All over the country, providers are gaming contracts, cutting quality, cutting corners, because they have to.  Commissioners in their turn prefer not to know this is going on, because it’s easier that way, and service users won’t know any better.  This is a product not just of austerity, but also of a collapse of collective responsibility amongst public service professionals, who have been brow-beaten by their managers to the extent that reality is actually what your boss wants it to be, not what’s actually real.

But how do we try and make reality again? How do we turn back the tide of managerialism-of-the-unreal in a time of continued and even greater cuts?  Concrete labour movement and civil society organisation proposals will be along in part II.

 

Categories: General Politics

Corbyn’s Third Way

August 3, 2015 3 comments

Corbynomics has entered the political lexicon, at least for the time being.

While today the debate is about whether his people’s QE is or isn’t inherently inflationary (and by extension whether inflation is a tolerable price to pay for investment), I think the more interesting question – already addressed by Chris – is who is best at doing the investing, whether or not it’s via QE or from the the £93bn his team reckons can be made available if a Labour government were to “strip out some of the huge tax reliefs and subsidies on offer to the corporate sector” to be “better used in “direct public investment, which in turn would give a stimulus to private sector supply chains.”

As Chris notes, this may or may not cause corporate investment to plummet, and may or may not end up as “better used”.  It would, in the end, be a gamble on whether the state can appoint and/or elect investment managers so good enough at investing that they get a better deal for the country than leaving the dosh with the private sector to do as they see fit, when they see fit (and with interest rates used to incentivise them towards seeing fit when need be).

That’s actually quite a big gamble [1], so I’d like to propose a less risky Corbyn Third Way (CTW).  I call it the CTW because it might balance the Blair Third Way (BTW);  while the BTW was based on an a priori assumption that markets deliver better than the state, the CTW might understandably based on an assumption that they’re likely to let us all down, but in the end both depend on using the state if it does go wrong.

Thus, under the CTW, the private sector might get first dibs on investing a reasonable percentage of the purported £93bn back into the productive economy.   But, if it fails to do so, the state will do it instead.  This might be by means of a non-investment tax, levied on companies which have invested below a certain percentage of their profits in the productive economy (inclusive of the knd of R&D spend which already brings tax breaks), probably according to a graded scale.

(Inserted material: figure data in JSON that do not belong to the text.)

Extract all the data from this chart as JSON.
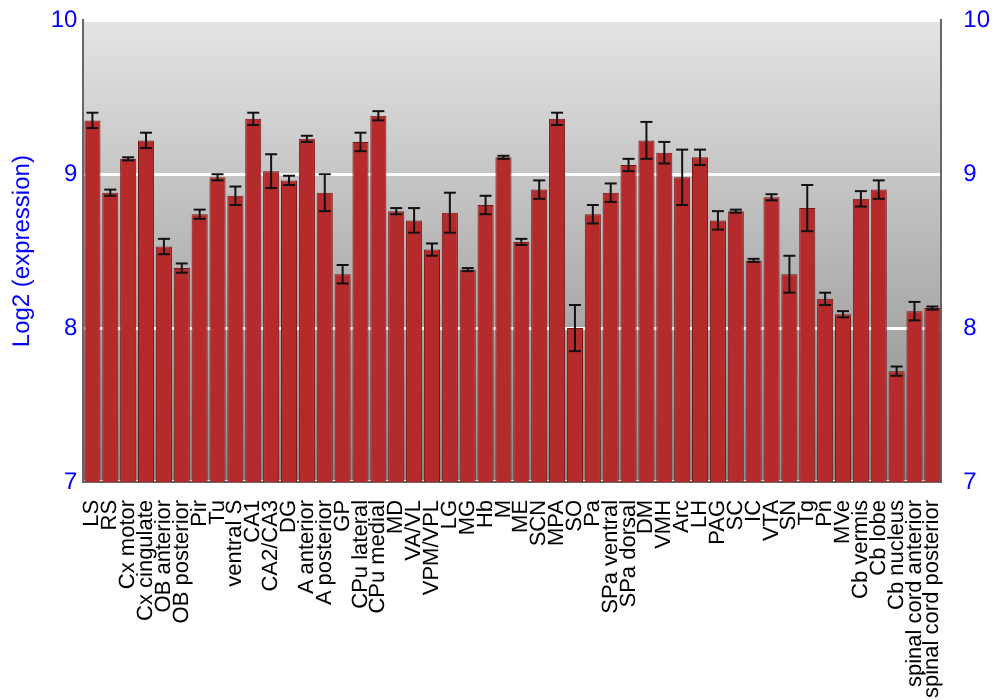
{
  "chart_data": {
    "type": "bar",
    "ylabel": "Log2 (expression)",
    "categories": [
      "LS",
      "RS",
      "Cx motor",
      "Cx cingulate",
      "OB anterior",
      "OB posterior",
      "Pir",
      "Tu",
      "ventral S",
      "CA1",
      "CA2/CA3",
      "DG",
      "A anterior",
      "A posterior",
      "GP",
      "CPu lateral",
      "CPu medial",
      "MD",
      "VA/VL",
      "VPM/VPL",
      "LG",
      "MG",
      "Hb",
      "M",
      "ME",
      "SCN",
      "MPA",
      "SO",
      "Pa",
      "SPa ventral",
      "SPa dorsal",
      "DM",
      "VMH",
      "Arc",
      "LH",
      "PAG",
      "SC",
      "IC",
      "VTA",
      "SN",
      "Tg",
      "Pn",
      "MVe",
      "Cb vermis",
      "Cb lobe",
      "Cb nucleus",
      "spinal cord anterior",
      "spinal cord posterior"
    ],
    "values": [
      9.35,
      8.88,
      9.1,
      9.22,
      8.53,
      8.39,
      8.74,
      8.98,
      8.86,
      9.36,
      9.02,
      8.96,
      9.23,
      8.88,
      8.35,
      9.21,
      9.38,
      8.76,
      8.7,
      8.51,
      8.75,
      8.38,
      8.8,
      9.11,
      8.56,
      8.9,
      9.36,
      8.0,
      8.74,
      8.88,
      9.06,
      9.22,
      9.14,
      8.98,
      9.11,
      8.7,
      8.76,
      8.44,
      8.85,
      8.35,
      8.78,
      8.19,
      8.09,
      8.84,
      8.9,
      7.72,
      8.11,
      8.13
    ],
    "errors": [
      0.05,
      0.02,
      0.01,
      0.05,
      0.05,
      0.03,
      0.03,
      0.02,
      0.06,
      0.04,
      0.11,
      0.03,
      0.02,
      0.12,
      0.06,
      0.06,
      0.03,
      0.02,
      0.08,
      0.04,
      0.13,
      0.01,
      0.06,
      0.01,
      0.02,
      0.06,
      0.04,
      0.15,
      0.06,
      0.06,
      0.04,
      0.12,
      0.07,
      0.18,
      0.05,
      0.06,
      0.01,
      0.01,
      0.02,
      0.12,
      0.15,
      0.04,
      0.02,
      0.05,
      0.06,
      0.03,
      0.06,
      0.01
    ],
    "color": "#b52b2b",
    "ylim": [
      7,
      10
    ],
    "yticks": [
      7,
      8,
      9,
      10
    ],
    "y2lim": [
      7,
      10
    ],
    "y2ticks": [
      7,
      8,
      9,
      10
    ],
    "grid": "y",
    "legend": false
  }
}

Of course there are downsides to this, including complexity of tax administration and the fact that it may do little to stimulate productivity [2], but the main upside would be to allow the private sector to do what it says it’s good at, while ensuring that it signs up to a new form of social contract, not this time between the state and labour, but between the state and capital.

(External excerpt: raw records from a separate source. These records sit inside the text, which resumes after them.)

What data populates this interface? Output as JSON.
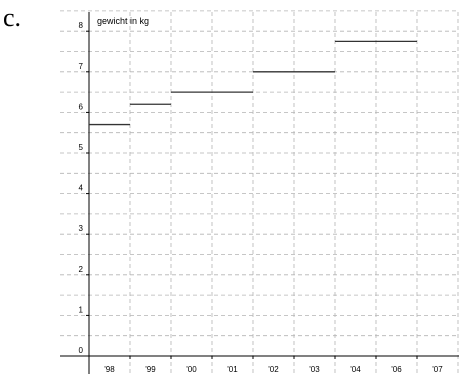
{
  "panel_label": "c.",
  "chart_data": {
    "type": "line",
    "ylabel": "gewicht in kg",
    "xlabel": "",
    "title": "",
    "y_ticks": [
      "0",
      "1",
      "2",
      "3",
      "4",
      "5",
      "6",
      "7",
      "8"
    ],
    "x_ticks": [
      "'98",
      "'99",
      "'00",
      "'01",
      "'02",
      "'03",
      "'04",
      "'06",
      "'07"
    ],
    "ylim": [
      0,
      8.5
    ],
    "grid": true,
    "series": [
      {
        "style": "step",
        "segments": [
          {
            "from": "'98",
            "to": "'99",
            "value": 5.7
          },
          {
            "from": "'99",
            "to": "'00",
            "value": 6.2
          },
          {
            "from": "'00",
            "to": "'02",
            "value": 6.5
          },
          {
            "from": "'02",
            "to": "'04",
            "value": 7.0
          },
          {
            "from": "'04",
            "to": "'07",
            "value": 7.75
          }
        ]
      }
    ]
  }
}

And that would be neatly Corbyesque.

 

[1] That said, there are areas of direct public investment with huge social and economic rates of return that the public sector will continue to be best at for some time. I’m thinking particularly of high quality children’s social work, for example, where entry into the market by private sector operators looking to prove they have exerted social control over families – at the expense and to the direct detriment of real solutions properly owned – is already proving disastrous.  More on that later this week.

[2] On the other hand, it may do more than direct public investment, which for infrastructure projects will be direct to the private sector anyway, at contract prices which may build in long-term stagnation in productivity growth.